Just in time for what someone termed the “Beatle-lennium”, most of the year 2000 was spent building up to the overdue release of the official Anthology book, followed by the band’s first hits collection compiled specifically for CD. Simply titled 1, it collected 27 newly remastered songs that had hit the top spot on the pop charts in either the UK or the US, from “Love Me Do” through “The Long And Winding Road”. Naturally, some favorites were left off—like “Please Please Me” and “Strawberry Fields Forever”, to name two—which annoyed some people no end. The booklet contained a testimonial from George Martin, plus depictions of various 45 sleeves from around the world and some chart info. The annotation for each track was brief, but perhaps the timely launch of the Beatles.com website was intended to hold all the extras. (It didn’t.)
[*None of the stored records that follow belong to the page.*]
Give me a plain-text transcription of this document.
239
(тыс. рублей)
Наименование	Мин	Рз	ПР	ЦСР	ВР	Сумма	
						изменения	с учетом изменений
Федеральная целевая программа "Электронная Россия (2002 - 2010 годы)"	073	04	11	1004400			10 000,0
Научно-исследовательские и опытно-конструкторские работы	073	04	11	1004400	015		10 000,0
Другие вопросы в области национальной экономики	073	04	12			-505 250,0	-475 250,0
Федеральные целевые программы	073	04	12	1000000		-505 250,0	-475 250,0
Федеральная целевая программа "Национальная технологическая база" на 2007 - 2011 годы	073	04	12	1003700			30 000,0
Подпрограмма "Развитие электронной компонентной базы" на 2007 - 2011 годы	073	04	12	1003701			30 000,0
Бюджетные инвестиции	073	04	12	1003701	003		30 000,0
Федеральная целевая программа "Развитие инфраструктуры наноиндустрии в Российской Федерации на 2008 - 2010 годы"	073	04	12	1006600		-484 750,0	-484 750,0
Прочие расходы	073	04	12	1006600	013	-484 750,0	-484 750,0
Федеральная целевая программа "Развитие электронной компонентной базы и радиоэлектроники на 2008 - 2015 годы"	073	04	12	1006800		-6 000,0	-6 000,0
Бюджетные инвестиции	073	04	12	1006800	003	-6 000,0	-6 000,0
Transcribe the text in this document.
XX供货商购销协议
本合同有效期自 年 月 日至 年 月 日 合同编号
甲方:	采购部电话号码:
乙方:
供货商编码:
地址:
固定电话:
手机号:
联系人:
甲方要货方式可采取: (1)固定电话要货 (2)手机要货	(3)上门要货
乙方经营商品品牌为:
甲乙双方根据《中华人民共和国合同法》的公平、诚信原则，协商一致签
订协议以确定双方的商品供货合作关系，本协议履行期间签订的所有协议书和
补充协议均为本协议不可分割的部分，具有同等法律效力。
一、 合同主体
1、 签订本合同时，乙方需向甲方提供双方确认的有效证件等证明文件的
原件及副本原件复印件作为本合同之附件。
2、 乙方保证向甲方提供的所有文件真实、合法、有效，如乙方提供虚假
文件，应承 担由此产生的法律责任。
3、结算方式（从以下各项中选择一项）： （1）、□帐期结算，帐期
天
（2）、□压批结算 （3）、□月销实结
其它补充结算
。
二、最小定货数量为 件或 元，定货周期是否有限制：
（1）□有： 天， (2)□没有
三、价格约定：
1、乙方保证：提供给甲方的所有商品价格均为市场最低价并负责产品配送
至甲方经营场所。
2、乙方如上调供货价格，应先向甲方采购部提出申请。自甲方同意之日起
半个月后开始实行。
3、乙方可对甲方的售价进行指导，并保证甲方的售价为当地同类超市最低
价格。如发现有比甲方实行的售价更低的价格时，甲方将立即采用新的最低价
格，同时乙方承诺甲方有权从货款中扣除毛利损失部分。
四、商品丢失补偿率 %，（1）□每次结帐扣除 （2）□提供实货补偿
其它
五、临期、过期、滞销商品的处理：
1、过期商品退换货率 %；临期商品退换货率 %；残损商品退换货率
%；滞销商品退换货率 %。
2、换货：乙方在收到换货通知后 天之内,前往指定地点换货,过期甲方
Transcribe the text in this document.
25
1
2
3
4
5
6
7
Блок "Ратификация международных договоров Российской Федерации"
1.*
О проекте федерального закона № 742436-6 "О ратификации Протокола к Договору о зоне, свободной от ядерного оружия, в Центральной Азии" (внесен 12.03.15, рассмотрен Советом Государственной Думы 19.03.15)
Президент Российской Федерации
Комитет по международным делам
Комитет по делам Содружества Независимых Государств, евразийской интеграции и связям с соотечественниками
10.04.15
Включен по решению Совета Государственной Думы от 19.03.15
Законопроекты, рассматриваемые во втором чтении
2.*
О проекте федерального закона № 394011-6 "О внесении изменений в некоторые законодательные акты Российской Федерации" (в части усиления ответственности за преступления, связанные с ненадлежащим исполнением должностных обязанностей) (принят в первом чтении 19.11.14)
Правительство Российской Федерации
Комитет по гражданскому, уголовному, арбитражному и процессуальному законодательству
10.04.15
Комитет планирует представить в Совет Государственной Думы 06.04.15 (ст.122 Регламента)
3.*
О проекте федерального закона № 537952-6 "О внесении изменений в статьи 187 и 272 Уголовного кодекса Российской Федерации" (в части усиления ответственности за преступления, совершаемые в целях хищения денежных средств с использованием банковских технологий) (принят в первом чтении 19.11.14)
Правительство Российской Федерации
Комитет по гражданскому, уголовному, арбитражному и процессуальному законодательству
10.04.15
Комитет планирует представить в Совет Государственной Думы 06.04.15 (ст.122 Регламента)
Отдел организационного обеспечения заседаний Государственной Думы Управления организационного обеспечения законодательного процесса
As a distillation of the Red and Blue albums, the album did cover a lot of the bases, even if “Eight Days A Week” and “Yesterday” weren’t singles in the UK back then. Amazingly, considering how many times these songs had been packaged and repackaged, it was a huge seller worldwide. By this time even the children of people who weren’t alive when these songs were recorded were as entranced by the music as anyone. Given the current proliferation of boy bands and other teenybopper sensations, it provided a nice antidote for those parents. After all, the music was really, really good.
The bright red artwork reminded one of the Red album, and left our mouths watering for a blue-theme 2 follow-up—which never happened—or at least a companion DVD with all the promo videos. That only took fifteen years, when the set was repackaged with a DVD (or Blu-ray) that included videos for each of the 27 tracks. A more deluxe version, called 1+, added a second DVD (or Blu-ray) containing another 23 promo videos, some vintage and some created more recently. Some even included commentary tracks from Paul and Ringo, though not together. In all cases, the music was also freshly remixed for stereo (except for the first three songs) by Giles Martin, son of George, and someone who would loom large in future Beatle projects. (The videos for “Free As A Bird” and “Real Love” also included new remixed audio, which not only smoothed out some of the imperfections left over from John’s demos, but lessened the overall Jeff Lynne effect.) The packaging also included lots more photos, and info about the original recordings as well as the filmings.